如果 reduce = True，那么 loss 返回的是标量;
1)如果 size_average = True，返回 loss.mean(); （与下文中的size_average=None, reduce=None, reduction='mean'一致）
2)如果 size_average = False，返回 loss.sum();（与下文中的size_average=None, reduce=None, reduction='sum'一致）

1、L1范数损失 L1Loss

class torch.nn.L1Loss(size_average=None, reduce=None, reduction='mean')

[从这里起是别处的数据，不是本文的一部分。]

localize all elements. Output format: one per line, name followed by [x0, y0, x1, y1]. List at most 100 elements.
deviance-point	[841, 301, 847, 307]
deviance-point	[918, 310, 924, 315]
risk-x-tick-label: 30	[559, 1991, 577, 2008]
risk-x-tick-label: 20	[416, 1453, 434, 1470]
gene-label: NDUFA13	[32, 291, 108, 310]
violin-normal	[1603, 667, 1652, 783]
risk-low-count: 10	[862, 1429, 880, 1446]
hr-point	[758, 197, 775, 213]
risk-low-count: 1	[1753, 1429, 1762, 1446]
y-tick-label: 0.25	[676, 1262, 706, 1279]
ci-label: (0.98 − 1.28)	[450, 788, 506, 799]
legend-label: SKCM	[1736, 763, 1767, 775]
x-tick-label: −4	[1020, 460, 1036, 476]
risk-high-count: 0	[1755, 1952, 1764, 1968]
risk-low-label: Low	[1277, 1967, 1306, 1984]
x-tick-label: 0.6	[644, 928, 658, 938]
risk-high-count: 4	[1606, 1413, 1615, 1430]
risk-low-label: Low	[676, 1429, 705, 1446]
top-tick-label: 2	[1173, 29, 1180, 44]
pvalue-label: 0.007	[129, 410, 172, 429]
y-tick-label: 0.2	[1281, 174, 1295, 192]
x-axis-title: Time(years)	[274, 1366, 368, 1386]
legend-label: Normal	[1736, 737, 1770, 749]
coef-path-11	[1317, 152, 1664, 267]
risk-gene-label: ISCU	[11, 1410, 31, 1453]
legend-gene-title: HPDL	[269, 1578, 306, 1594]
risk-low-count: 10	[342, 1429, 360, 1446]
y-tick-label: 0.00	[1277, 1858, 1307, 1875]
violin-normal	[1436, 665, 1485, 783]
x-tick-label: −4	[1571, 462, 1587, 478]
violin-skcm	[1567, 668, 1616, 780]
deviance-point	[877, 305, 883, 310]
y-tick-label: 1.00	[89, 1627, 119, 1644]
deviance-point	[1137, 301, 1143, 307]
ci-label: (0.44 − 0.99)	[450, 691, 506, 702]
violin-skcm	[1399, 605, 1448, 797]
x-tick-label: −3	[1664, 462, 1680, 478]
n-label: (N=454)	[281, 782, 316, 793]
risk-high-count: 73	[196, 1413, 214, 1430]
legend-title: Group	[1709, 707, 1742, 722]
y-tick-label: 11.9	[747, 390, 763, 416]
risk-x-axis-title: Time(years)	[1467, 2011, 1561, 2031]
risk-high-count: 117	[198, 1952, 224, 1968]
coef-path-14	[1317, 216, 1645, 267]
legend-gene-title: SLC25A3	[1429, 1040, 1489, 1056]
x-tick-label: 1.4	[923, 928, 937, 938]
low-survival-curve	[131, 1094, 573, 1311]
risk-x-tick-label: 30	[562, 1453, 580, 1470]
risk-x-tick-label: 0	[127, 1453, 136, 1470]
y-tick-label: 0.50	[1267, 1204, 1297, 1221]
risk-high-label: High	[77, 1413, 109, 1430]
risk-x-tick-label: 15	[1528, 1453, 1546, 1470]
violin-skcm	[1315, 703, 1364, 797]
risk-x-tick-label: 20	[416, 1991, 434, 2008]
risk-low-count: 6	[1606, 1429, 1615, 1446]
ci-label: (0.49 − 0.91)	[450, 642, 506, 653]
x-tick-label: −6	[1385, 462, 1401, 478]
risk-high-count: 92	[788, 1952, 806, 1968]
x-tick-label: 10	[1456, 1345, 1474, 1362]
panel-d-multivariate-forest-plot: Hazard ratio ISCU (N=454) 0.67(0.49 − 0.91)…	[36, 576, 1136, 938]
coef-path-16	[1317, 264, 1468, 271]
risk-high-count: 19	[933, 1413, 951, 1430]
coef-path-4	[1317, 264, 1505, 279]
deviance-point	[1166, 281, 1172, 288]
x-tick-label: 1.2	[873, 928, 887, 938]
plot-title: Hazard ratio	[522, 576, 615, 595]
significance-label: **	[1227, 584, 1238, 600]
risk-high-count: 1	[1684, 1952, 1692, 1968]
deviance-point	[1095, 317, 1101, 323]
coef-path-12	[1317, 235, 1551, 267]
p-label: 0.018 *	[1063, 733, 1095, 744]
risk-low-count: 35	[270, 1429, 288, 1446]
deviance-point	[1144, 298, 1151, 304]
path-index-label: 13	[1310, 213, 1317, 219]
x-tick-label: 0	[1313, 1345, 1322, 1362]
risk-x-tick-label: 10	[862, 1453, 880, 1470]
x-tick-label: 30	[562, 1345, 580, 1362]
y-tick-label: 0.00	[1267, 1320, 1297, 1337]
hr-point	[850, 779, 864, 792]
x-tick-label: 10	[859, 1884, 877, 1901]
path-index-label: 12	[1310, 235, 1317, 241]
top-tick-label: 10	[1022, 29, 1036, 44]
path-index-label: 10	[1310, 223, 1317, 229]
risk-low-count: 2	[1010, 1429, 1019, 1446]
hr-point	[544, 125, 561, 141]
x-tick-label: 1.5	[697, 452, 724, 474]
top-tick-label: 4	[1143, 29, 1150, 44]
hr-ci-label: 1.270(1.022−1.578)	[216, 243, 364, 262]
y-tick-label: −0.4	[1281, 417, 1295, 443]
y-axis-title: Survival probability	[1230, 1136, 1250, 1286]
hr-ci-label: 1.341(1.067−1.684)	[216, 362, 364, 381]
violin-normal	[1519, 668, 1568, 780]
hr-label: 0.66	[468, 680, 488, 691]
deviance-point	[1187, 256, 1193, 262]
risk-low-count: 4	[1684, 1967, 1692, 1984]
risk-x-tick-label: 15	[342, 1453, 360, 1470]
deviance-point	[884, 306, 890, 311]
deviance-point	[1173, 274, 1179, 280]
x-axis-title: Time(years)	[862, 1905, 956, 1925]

reduction有三个取值，分别为'none'、'mean'、'sum'；
reduction取'none'，则返回与预测值或者真实值形状一致的张量；
reduction不取'mean'或者'sum'，则返回一个标量值。
size_average和reduce都取None，不作更改，这是推荐的方式；
size_average和reduce两者中有一个不为None，则会重写reduction。
总之，推荐的方式是：1）size_average和reduce都取None；2）同时，更改reduction的值以达到不同的目标

1.1 功能

计算预测值 x and 真实值 y之间的平均绝对值误差(MAE)(mean absolute error).

1.2 公式

1）当reduction = 'none':
$\ell(x, y) = L = \{l_1,\dots,l_N\}^\top, \quad l_n = \left| x_n - y_n \right|$
其中， $N$ 为批量大小batch size。

2）当reduction = 'mean'或者reduction = 'sum'：
$L = \{l_1,\dots,l_N\}^\top, \quad l_n = \left| x_n - y_n \right|$

$\ell(x, y) = \begin{cases} \operatorname{mean}(L), & \text{if reduction} = \text{'mean';}\\ \operatorname{sum}(L), & \text{if reduction} = \text{'sum'.} \end{cases}$

3）默认情况（即reduction='mean'）:
$\ell(x,y) = \frac{1}{N} \sum_{n=1}^{N} |x_n - y_n|$

1.3 代码

input_ = torch.empty(2, 3, dtype=torch.float).random_(0, 4)
target = torch.empty(2, 3, dtype=torch.float).random_(0, 4)
print(input_); print(target);
print(input_.size(), target.size())

print('=== mean ===')
loss_fn = torch.nn.L1Loss(reduce=None, size_average=None, reduction='mean')
loss = loss_fn(input_, target)
print(loss)
print(loss.size())

print('=== sum ===')
loss_fn = torch.nn.L1Loss(reduce=None, size_average=None, reduction='sum')
loss = loss_fn(input_, target)
print(loss)
print(loss.size())

print('=== none ===')
loss_fn = torch.nn.L1Loss(reduce=None, size_average=None, reduction='none')
loss = loss_fn(input_, target)
print(loss)
print(loss.size())

输出结果如下：

tensor([[3., 0., 3.],
        [3., 0., 3.]])
tensor([[2., 0., 3.],
        [2., 0., 0.]])
torch.Size([2, 3]) torch.Size([2, 3])
=== mean ===
tensor(0.8333)
torch.Size([])
=== sum ===
tensor(5.)
torch.Size([])
=== none ===
tensor([[1., 0., 0.],
        [1., 0., 3.]])
torch.Size([2, 3])

mean和sum方式下，loss值为一个标量；
none方式下，loss值为张量，形状与input_或者target一致；
以mean为例计算，(|3-2| + |0-0| + |3-3| + |3-2| + |0-0| + |3-0|) / 6 = 5 / 6 = 0.8333

2、均方误差损失 MSELoss

class torch.nn.MSELoss(size_average=None, reduce=None, reduction='mean')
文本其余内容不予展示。